In the first post I wrote for A Clear Lens, I talked about faith, science, and fear. I delved into the Church’s general lack of understanding of evolution and “the other side,” and why that is. I called us to leave behind our fear of what we will uncover and to boldly explore God’s creation through science.

This is easier said than done, and I was 100% preaching to myself.

We as the Church have mostly-unwittingly built this idea that “(certain) science can’t be right or else God must be wrong.” We’ve taken the link between science and faith so far that we’ve built a life-or-death situation. We’re losing the understanding that the prevailing scientific theories don’t determine God’s existence. Science was created by God; its existence is dependent on Him, not vice versa. So why are we scared that science will “kill” God?

Sometimes, we get so caught up in “debunking evolution” that we make it seem like if for some reason we are unsuccessful, then that’s it—it’s curtains for God. Of course it’s important to critically examine ideas and do that debunking when necessary. But we must realize that God isn’t dependent on our efforts to accomplish His purposes. 
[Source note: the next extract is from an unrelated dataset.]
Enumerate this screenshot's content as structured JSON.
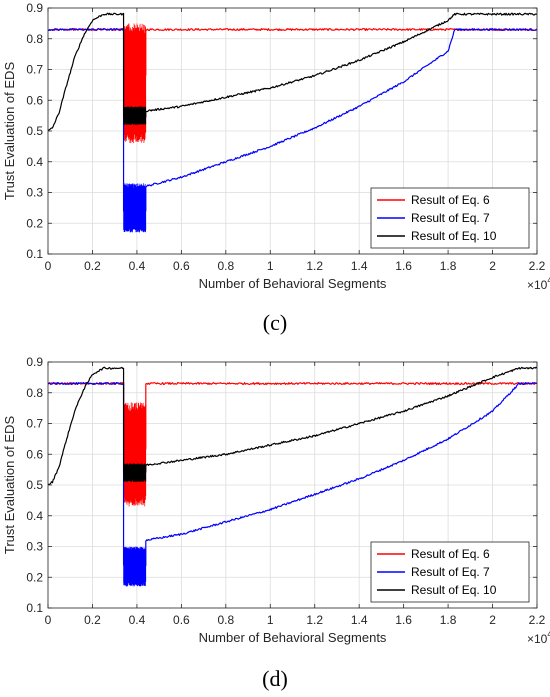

1. The power of God’s Word is not dependent on our ability to defend or explain it.

His Word is a double-edged sword (Hebrews 4:12), not mere human words! In Romans 1:16, Paul says: “For I am not ashamed of the gospel, for it is the power of God for salvation to everyone who believes, to the Jew first and also to the Greek” (ESV, emphasis added). Even if we bungle our attempts to explain it and share it, God’s Word can change hearts and lives.

2. God’s salvation plan is not dependent on our ability to spread the gospel.
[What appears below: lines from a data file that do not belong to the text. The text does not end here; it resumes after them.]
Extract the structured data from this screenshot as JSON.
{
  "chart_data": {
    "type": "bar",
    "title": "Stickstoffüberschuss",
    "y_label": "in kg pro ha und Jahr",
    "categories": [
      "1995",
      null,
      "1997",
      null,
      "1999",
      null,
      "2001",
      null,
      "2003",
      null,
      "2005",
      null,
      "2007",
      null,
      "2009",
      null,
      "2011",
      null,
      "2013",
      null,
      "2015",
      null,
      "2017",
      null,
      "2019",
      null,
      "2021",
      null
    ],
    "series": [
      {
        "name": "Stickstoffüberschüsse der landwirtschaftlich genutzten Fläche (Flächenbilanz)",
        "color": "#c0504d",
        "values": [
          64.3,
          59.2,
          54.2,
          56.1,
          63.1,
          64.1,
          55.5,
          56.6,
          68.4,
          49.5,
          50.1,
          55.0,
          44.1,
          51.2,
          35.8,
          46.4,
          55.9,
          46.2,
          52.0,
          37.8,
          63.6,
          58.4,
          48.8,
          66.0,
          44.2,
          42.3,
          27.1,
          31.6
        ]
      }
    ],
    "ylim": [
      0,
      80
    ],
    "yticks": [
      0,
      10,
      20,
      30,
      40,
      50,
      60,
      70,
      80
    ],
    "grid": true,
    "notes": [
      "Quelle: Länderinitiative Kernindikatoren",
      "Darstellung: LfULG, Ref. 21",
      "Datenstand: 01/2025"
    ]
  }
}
If we do not speak, the rocks will cry out in praise of Him (Luke 19:40). Romans 1:19-20 describes how God’s invisible qualities are clearly seen in what He has made. Finally, when Mordecai was urging Esther to speak with the king about the edict to kill the Jews, he said to her: “For if you remain silent at this time, relief and deliverance for the Jews will arise from another place” (Esther 4:14a NIV). God has graciously chosen to use us in His redemption plan, but even if we fail, He will prevail.

3. God’s existence is not dependent on our ability to prove it.

Truth is truth, even if you can’t see it or don’t believe it. Accepting salvation is an act of faith because we have no way of 100% proving the existence of God. “Now faith is the assurance of things hoped for, the conviction of things not seen” (Hebrews 11:1 ESV). There are reasons to believe, but at some point, you must make the decision to believe.

 

Sometimes in our rush to quote 1 Peter 3:15, we forget to pay attention to what we are giving an answer/defense for. It is not God’s existence. It is not science. It is not our interpretation of what the Bible says on baptism, communion, women, alcohol, or any number of other things we may have strong beliefs about. No. We are simply called to give a reason for the hope that we have. And what is that reason? It’s the gospel. It’s “God sent His Son as the perfect sacrifice to pay for my sins, so I could live eternally with Him.” That’s why we have hope, and that’s what we are called to speak.

God exists, whether we can prove it or not. And He is not dependent on anything we do. His purpose and His truth will overcome, even when we falter. So take heart–there’s no need to fear. Our efforts are important, but after all, it’s God who grows the harvest. And nothing is a threat to Him.